For what it’s worth, I’m sorry the only videos I can seem to find from this part of the game are in Russian. But it’s a beautiful goal no matter what language it’s called in. And cranky Patrick Roy really does transcend all languages.

The Avs didn’t learn their lesson about putting the Stars on the power play, though, as Dave Andreychuck took a roughing penalty with 16 seconds left in the period (and I’d give my left sock to know how much it took to get a roughing in one of these ridiculously nasty series). It took about 10 seconds for Mike Modano to make him pay with the Stars second power play goal of the night.

Things only got better for the Stars in the second period, as the shot of Derian Hatcher, the backside of Mike Keane and the skate of a fallen Roman Lyashenko combined for the eventual game winner. When things like this are going your way, it’s surely going to be your night, right?

It sure looked like it would be the Stars night for the rest of the period. And the penalty kill was stellar once again, holding the very dangerous Avs to 0-for-3 and 0-for their final 17 in the series.

But a shorthanded situation for the Avs proved to be the turning point. Peter Forsberg, likely free of his Matvichuk-shaped shadow because of the Stars power play, beat Belfour a little more than five minutes into the third. Milan Hejduk tipped home a Bourque shot three minutes later, and a white-knuckle finale was on.

As we mentioned in a Top Moments post from last weekend, this was the game that started the “Eddie’s better” chant. And he completely deserved it. The Stars did manage to hold the Avalanche mostly at bay before the final minutes, when an extra attacker created havoc in the Stars end. But Belfour, unlike Roy, stayed calm and in position, keeping nearly everything in front of him. Sure, he got a little luck from the post, but he also caught a part of that Bourque shot with his hip and deflected it away from the net behind him.

In the end, it was a 3-2 victory in the game and a 4-3 victory in the series for the Stars. It was the last time they’d hoist (or, er, stand awkwardly next to) the Clarance Campbell Bowl, not that we knew that at the time. And it felt somehow more improbable than 1999, when the Stars were the President’s Trophy winners and had the sense they were on the verge of a breakthrough.

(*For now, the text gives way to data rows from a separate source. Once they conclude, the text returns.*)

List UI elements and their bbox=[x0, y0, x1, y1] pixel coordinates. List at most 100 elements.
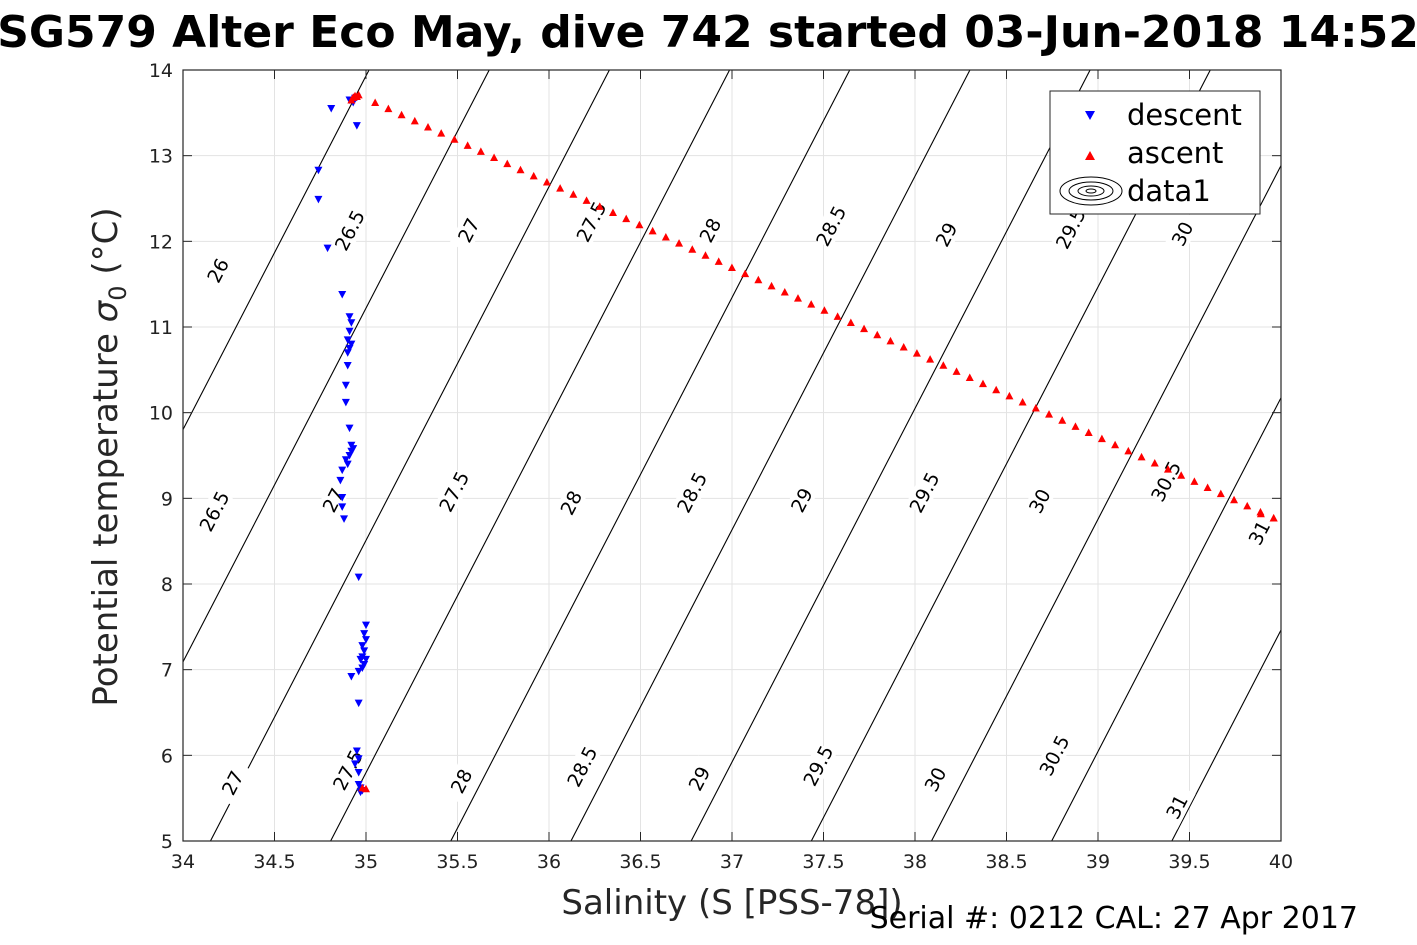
legend-ascent-label: ascent bbox=[1127, 136, 1223, 170]
descent-point bbox=[345, 424, 354, 433]
descent-point bbox=[351, 760, 360, 768]
descent-point bbox=[352, 747, 361, 756]
descent-point bbox=[362, 655, 370, 664]
ascent-point bbox=[1084, 428, 1093, 436]
ascent-point bbox=[992, 385, 1001, 394]
contour-label-bg bbox=[1146, 458, 1185, 505]
ascent-point bbox=[767, 281, 776, 290]
ascent-point bbox=[595, 202, 604, 210]
ascent-point bbox=[688, 245, 697, 253]
legend-descent-marker bbox=[1085, 111, 1095, 120]
ascent-point bbox=[701, 251, 710, 259]
x-tick-label: 34 bbox=[171, 851, 195, 873]
contour-label-bg bbox=[1035, 732, 1074, 779]
contour-label-bg bbox=[1157, 783, 1196, 830]
x-tick-label: 37.5 bbox=[802, 851, 844, 873]
ascent-point bbox=[556, 184, 565, 192]
x-tick-label: 39.5 bbox=[1168, 851, 1210, 873]
ascent-point bbox=[1097, 434, 1106, 443]
contour-label-bg bbox=[314, 477, 353, 523]
isopycnal-line bbox=[1051, 396, 1281, 841]
descent-point bbox=[354, 667, 363, 676]
ascent-point bbox=[793, 294, 802, 302]
contour-label-bg bbox=[680, 755, 719, 802]
ascent-point bbox=[741, 269, 750, 278]
descent-point bbox=[343, 336, 352, 344]
ascent-point bbox=[1256, 507, 1265, 516]
ascent-point bbox=[1203, 483, 1212, 491]
x-axis-ticks: 34 34.5 35 35.5 36 36.5 37 37.5 38 38.5 39 39.5 40 bbox=[171, 70, 1293, 873]
ascent-point bbox=[1058, 416, 1067, 424]
legend-data1-label: data1 bbox=[1127, 174, 1211, 208]
descent-point bbox=[354, 755, 363, 763]
ascent-point bbox=[569, 190, 578, 198]
ascent-point bbox=[714, 257, 723, 265]
descent-point bbox=[343, 349, 352, 357]
descent-point bbox=[354, 768, 363, 777]
ascent-point bbox=[727, 263, 736, 272]
descent-point bbox=[338, 290, 347, 299]
ascent-point bbox=[899, 342, 908, 351]
descent-point bbox=[347, 447, 356, 456]
contour-label-bg bbox=[330, 207, 369, 254]
ascent-point bbox=[362, 784, 370, 793]
ascent-point bbox=[1137, 452, 1146, 461]
contour-label-bg bbox=[782, 477, 821, 523]
ascent-point bbox=[622, 214, 631, 223]
descent-point bbox=[347, 673, 356, 681]
contour-label-bg bbox=[1163, 210, 1202, 257]
contour-label-bg bbox=[198, 247, 237, 294]
ascent-point bbox=[1216, 489, 1225, 498]
y-tick-label: 14 bbox=[149, 60, 173, 82]
y-axis-ticks: 5 6 7 8 9 10 11 12 13 14 bbox=[149, 60, 1281, 853]
ascent-point bbox=[437, 129, 446, 137]
ascent-point bbox=[1111, 440, 1120, 449]
y-axis-label: Potential temperature σ0 (°C) bbox=[86, 207, 132, 706]
y-tick-label: 10 bbox=[149, 403, 173, 425]
ascent-point bbox=[860, 324, 869, 333]
ascent-point bbox=[608, 208, 617, 217]
isopycnal-line bbox=[930, 164, 1281, 841]
descent-point bbox=[341, 381, 350, 390]
legend: descent ascent data1 bbox=[1049, 90, 1261, 215]
ascent-point bbox=[873, 330, 882, 339]
ascent-point bbox=[490, 153, 499, 162]
ascent-point bbox=[1230, 495, 1239, 504]
ascent-point bbox=[754, 275, 763, 284]
contour-label-bg bbox=[213, 759, 252, 806]
x-axis-label: Salinity (S [PSS-78]) bbox=[561, 883, 902, 923]
ascent-point bbox=[410, 116, 419, 125]
ascent-point bbox=[1190, 477, 1199, 485]
contour-label-bg bbox=[195, 488, 234, 535]
ascent-point bbox=[952, 367, 961, 375]
serial-calibration-text: Serial #: 0212 CAL: 27 Apr 2017 bbox=[870, 901, 1358, 936]
ascent-point bbox=[926, 355, 935, 363]
isopycnal-line bbox=[330, 70, 731, 841]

This time around, it was the Avs who were supposed to be that team of destiny carrying Ray Bourque to that long awaited Stanley Cup title so that his name and number could forever hang in the rafters alongside other long-time Avalanche greats. The Stars were injury plagued and, although they were defending Stanley Cup champions, their experience and age was looked on as a negative since they had played well into the summer the previous year.

In fact, the Stars became one of only two Stanley Cup champions since the most recent repeat winner to make it back to the Finals the next year, joined by the 2001 Devils and 2009 Red Wings. It’s ridiculously hard to repeat as champion, and even in the era of Stars, Wings, Avs and Devils dominance, the defending champs only made it back to the Finals once – the back-to-back titles by the 1997 and 1998 Wings.

Sure, that season might not have ended with Hatcher hoisting the Cup above his head. But the ride to get so close, especially the thrilling victory over the Avalanche, shines just the same.